Шталмейстера представляю плохо. Надо полагать, он важничал: сколько лошадей у него под началом, сколько людей! Императорские конюшни – дело серьезное: неисправных конюхов сам порой ударит железной перчаткой. Император все хочет знать: здоров ли такой-то конь, любимец, здоров ли такой-то, тоже любимец? А до чего беспокойно, когда соколиная охота! Ну и т.д.
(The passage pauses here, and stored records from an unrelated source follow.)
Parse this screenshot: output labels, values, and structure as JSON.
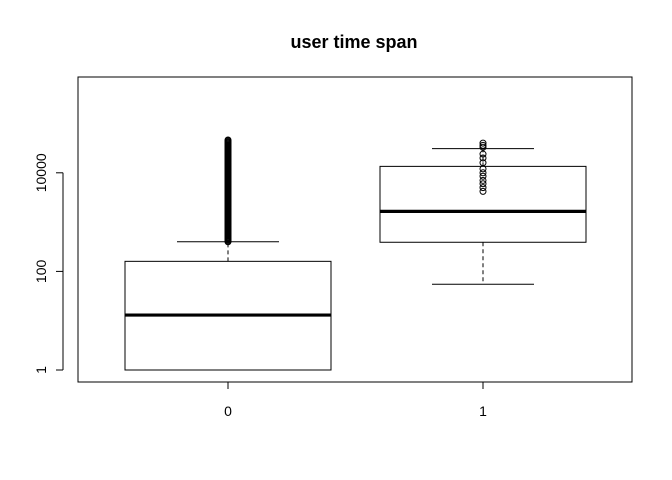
{
  "chart_data": {
    "type": "boxplot",
    "title": "user time span",
    "xlabel": "",
    "ylabel": "",
    "y_scale": "log10",
    "ylim": [
      1,
      50000
    ],
    "y_ticks": [
      1,
      100,
      10000
    ],
    "y_tick_labels": [
      "1",
      "100",
      "10000"
    ],
    "categories": [
      "0",
      "1"
    ],
    "boxes": [
      {
        "category": "0",
        "whisker_low": 1,
        "q1": 1,
        "median": 13,
        "q3": 160,
        "whisker_high": 400,
        "outlier_range": [
          400,
          47000
        ]
      },
      {
        "category": "1",
        "whisker_low": 55,
        "q1": 390,
        "median": 1650,
        "q3": 13500,
        "whisker_high": 31000,
        "outliers": [
          40000,
          36000,
          33000,
          24000,
          20000,
          16000,
          12000,
          10000,
          8500,
          7000,
          6000,
          5000,
          4200
        ]
      }
    ]
  }
}
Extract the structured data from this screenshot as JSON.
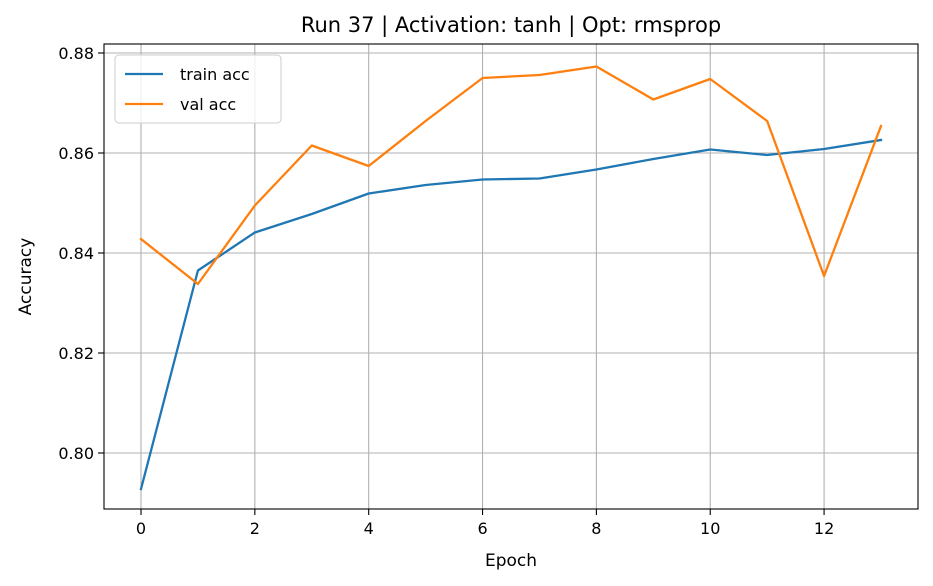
{
  "chart_data": {
    "type": "line",
    "title": "Run 37 | Activation: tanh | Opt: rmsprop",
    "xlabel": "Epoch",
    "ylabel": "Accuracy",
    "x": [
      0,
      1,
      2,
      3,
      4,
      5,
      6,
      7,
      8,
      9,
      10,
      11,
      12,
      13
    ],
    "xlim": [
      -0.65,
      13.65
    ],
    "ylim": [
      0.7888,
      0.8818
    ],
    "xticks": [
      0,
      2,
      4,
      6,
      8,
      10,
      12
    ],
    "xtick_labels": [
      "0",
      "2",
      "4",
      "6",
      "8",
      "10",
      "12"
    ],
    "yticks": [
      0.8,
      0.82,
      0.84,
      0.86,
      0.88
    ],
    "ytick_labels": [
      "0.80",
      "0.82",
      "0.84",
      "0.86",
      "0.88"
    ],
    "grid": true,
    "legend_position": "top-left",
    "series": [
      {
        "name": "train acc",
        "color": "#1f77b4",
        "values": [
          0.7928,
          0.8365,
          0.8441,
          0.8478,
          0.8519,
          0.8536,
          0.8547,
          0.8549,
          0.8567,
          0.8588,
          0.8607,
          0.8596,
          0.8608,
          0.8626
        ]
      },
      {
        "name": "val acc",
        "color": "#ff7f0e",
        "values": [
          0.8428,
          0.8338,
          0.8495,
          0.8615,
          0.8574,
          0.8664,
          0.875,
          0.8756,
          0.8773,
          0.8707,
          0.8748,
          0.8664,
          0.8354,
          0.8654
        ]
      }
    ]
  }
}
Стараюсь вообразить конец пятнадцатого века, начало шестнадцатого. Бледный рассвет, на сероватом небе острые Пражский замок: брустверы, узкие амбразуры в толстенных стенах; крепко стучит алебарда о каменный пол (глухое эхо под стрельчатым потолком, высоко). Зима, в каменных залах сырой холодище. В огромной черной кухне огромный очаг, жарится громадный черный кабан – трофей вчерашней охоты. Запах паленой щетины, горящего жира, чад. Несколько человек в латах, оловянные кружки размером с барсука. Перебранка. В высокой башне при толстой свече толстую книгу читает толстый каноник – единственный грамотей, увы. Вместо уборных – призамковый лес. Никто не моется: вода – вещь опасная, от нее прыщи. Свора собак, похожих на волков, лает бешено, с подвизгом. Лошадь на замковом дворе качнула головой, убранной страусовыми перьями, заржала. Опять стук алебарды о камень.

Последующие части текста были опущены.